À vista deste contraste podemos ficar surpresos: como a Igreja combina ambos os aspectos nesta circunstância? Entretanto, isto não nos deve causar estranheza, já que, no extremo oposto, ela contempla a Ressurreição de um modo semelhante. Quando, dentro de poucos dias, estivermos celebrando o magnífico rito da Vigília Pascal, no qual tudo será júbilo, ouviremos no cântico do Precônio notas relativas aos tormentos e à Morte de Cristo: “Foi Ele quem pagou do outro a culpa, quando por nós à morte Se entregou: para apagar o antigo documento, na Cruz todo o seu Sangue derramou. Pois eis agora a Páscoa, nossa festa, em que o Real Cordeiro Se imolou: marcando nossas portas, nossas almas, com seu divino Sangue nos salvou. […] Ó Deus, quão estupenda caridade vemos no vosso gesto fulgurar: não hesitais em dar o próprio Filho, para a culpa dos servos resgatar.
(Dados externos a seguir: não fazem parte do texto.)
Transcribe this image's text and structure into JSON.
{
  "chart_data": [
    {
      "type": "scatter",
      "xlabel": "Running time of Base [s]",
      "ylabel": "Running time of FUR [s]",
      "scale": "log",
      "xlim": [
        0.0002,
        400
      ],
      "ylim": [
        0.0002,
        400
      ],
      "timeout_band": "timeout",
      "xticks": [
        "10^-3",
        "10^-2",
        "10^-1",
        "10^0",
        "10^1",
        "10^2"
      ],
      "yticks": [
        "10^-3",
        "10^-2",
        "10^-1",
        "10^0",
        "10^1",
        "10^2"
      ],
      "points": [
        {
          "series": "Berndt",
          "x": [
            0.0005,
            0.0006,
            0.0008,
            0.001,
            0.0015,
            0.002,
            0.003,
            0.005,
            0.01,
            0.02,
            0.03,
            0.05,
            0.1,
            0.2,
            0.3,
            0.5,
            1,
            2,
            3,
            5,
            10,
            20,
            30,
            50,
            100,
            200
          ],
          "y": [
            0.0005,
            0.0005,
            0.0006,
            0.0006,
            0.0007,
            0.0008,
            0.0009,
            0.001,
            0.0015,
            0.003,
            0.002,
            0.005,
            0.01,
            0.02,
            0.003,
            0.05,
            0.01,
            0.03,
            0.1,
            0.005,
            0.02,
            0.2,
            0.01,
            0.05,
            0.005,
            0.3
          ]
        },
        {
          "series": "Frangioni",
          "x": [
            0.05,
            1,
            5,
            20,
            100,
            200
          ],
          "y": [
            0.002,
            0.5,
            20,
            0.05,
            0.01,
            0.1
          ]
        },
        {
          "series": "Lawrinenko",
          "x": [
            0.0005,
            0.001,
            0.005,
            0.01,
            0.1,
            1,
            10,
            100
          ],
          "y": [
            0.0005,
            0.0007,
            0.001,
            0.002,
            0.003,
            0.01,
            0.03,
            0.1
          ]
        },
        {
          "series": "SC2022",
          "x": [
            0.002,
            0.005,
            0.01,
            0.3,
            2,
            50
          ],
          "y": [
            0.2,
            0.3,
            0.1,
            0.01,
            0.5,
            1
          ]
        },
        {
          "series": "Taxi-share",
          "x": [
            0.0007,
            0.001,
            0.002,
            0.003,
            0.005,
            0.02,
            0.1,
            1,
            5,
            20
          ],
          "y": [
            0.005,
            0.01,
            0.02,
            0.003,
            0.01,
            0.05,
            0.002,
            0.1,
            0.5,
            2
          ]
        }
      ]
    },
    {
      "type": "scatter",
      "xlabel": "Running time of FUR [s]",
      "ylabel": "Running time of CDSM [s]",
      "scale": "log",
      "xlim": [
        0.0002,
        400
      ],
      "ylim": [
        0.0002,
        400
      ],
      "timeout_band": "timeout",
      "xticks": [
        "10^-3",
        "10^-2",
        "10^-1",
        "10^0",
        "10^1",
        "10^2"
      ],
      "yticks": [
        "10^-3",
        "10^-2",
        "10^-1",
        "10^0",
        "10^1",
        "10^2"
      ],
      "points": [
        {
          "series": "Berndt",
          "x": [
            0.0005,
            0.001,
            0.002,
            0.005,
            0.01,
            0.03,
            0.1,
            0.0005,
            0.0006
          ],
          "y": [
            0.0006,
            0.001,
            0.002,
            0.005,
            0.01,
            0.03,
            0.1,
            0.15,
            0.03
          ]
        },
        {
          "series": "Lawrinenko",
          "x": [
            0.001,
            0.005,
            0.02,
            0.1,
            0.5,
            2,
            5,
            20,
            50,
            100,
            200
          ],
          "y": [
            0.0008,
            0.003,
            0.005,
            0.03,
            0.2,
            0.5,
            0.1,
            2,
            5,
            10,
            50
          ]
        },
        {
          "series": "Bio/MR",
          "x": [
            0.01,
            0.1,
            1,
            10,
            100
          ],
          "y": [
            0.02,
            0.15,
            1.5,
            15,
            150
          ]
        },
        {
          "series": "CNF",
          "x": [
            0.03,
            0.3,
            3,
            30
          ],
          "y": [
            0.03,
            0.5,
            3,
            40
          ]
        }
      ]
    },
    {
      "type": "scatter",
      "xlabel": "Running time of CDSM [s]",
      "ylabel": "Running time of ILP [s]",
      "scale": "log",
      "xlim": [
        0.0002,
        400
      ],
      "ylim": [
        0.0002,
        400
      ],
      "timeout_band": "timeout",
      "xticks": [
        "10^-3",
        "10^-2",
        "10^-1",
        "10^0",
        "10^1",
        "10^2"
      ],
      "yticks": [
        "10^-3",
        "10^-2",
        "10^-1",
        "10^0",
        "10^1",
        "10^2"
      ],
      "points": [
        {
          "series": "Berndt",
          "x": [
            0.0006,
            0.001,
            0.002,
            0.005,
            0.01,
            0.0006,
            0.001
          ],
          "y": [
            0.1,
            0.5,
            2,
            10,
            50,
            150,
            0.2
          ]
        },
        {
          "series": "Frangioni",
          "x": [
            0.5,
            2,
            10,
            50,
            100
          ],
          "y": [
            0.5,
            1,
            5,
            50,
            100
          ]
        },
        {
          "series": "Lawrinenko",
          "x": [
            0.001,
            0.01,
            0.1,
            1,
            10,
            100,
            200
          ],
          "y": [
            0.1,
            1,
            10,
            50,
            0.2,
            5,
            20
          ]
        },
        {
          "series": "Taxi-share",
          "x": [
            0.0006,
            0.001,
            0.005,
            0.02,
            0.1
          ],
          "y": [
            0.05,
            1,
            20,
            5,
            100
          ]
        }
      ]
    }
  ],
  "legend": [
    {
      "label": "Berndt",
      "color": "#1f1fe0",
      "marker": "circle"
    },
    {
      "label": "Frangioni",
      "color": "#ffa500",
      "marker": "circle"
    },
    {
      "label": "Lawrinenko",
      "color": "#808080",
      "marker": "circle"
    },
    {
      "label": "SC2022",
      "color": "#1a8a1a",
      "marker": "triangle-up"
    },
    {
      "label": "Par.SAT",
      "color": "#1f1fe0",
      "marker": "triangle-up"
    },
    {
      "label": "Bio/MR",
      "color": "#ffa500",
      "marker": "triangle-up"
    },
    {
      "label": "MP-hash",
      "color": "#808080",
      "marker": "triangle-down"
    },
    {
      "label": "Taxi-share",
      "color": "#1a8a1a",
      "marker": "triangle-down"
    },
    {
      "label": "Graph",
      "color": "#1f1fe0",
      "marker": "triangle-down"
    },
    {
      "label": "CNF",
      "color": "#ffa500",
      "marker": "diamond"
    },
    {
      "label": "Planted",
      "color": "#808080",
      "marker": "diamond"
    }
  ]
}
Ó pecado de Adão indispensável, pois o Cristo o dissolve em seu amor; ó culpa tão feliz que há merecido a graça de um tão grande Redentor!” 1 Também na lindíssima Sequência Victimæ Paschali laudes, correspondente à Missa do Dia da Páscoa, será dito: “Duelam forte e mais forte: é a vida que enfrenta a morte. O rei da vida, cativo, é morto, mas reina vivo!”2 Assim, o Domingo de Ramos da Paixão do Senhor, pórtico da Semana Santa, contém também o triunfo.
Este primeiro aspecto da celebração de hoje nos ensina o quanto é uma falha conceber a Redenção operada por Nosso Senhor centrando-se só na dor. Também, e talvez principalmente, ela comporta o gáudio da Ressurreição, pois, se os padecimentos de Jesus se estenderam da noite de Quinta-Feira até a hora nona de Sexta-Feira, e sua Alma tenha se separado do Corpo por cerca de trinta e nove horas – como se pode deduzir das narrações evangélicas –, o período de glória prolongou-se por quarenta dias, aqui na terra, e permanece por toda a eternidade no Céu.
Foi esta a noção que faltou aos Apóstolos ao verem o Divino Mestre entristecer-Se, suar Sangue e deixar-Se prender por vis soldados; em consequência, O abandonaram. Na verdade, já não mais se lembravam dos reiterados anúncios que Ele lhes fizera a propósito de sua Morte e Ressurreição ao terceiro dia (cf. Mt 17, 21-22; 20, 18-19). Nossa Senhora, pelo contrário, embora cheia de dor e com o coração transpassado por uma espada (cf. Lc 2, 35), não desfaleceu, porque guardava no fundo da alma a certeza de que seu Filho ressuscitaria. E quando Ele saiu do túmulo, na plenitude de sua majestade, seguramente foi Ela a primeira pessoa a quem Jesus apareceu, como já tivemos oportunidade de comentar. 3
Uma clave para considerar a Paixão do Senhor
Contemplemos a Liturgia de hoje com esta perspectiva, revivendo aqueles momentos de gozo em que Jesus entra na Cidade Santa, com vistas a passarmos depois pelas angústias da Paixão e pelas alegrias da Ressurreição. Que as graças derramadas sobre todos os participantes dessa primeira procissão, na qual estava presente o Redentor, desçam sobre nós e cumulem nossas almas, fazendo-nos compreender bem o papel do sofrimento em nossa vida de católicos apostólicos romanos, enquanto meio indispensável para chegar à glória final e definitiva. Dor e triunfo encontram-se aqui magnificamente entrelaçados. “Per crucem ad lucem! – É pela cruz que alcançamos a luz!”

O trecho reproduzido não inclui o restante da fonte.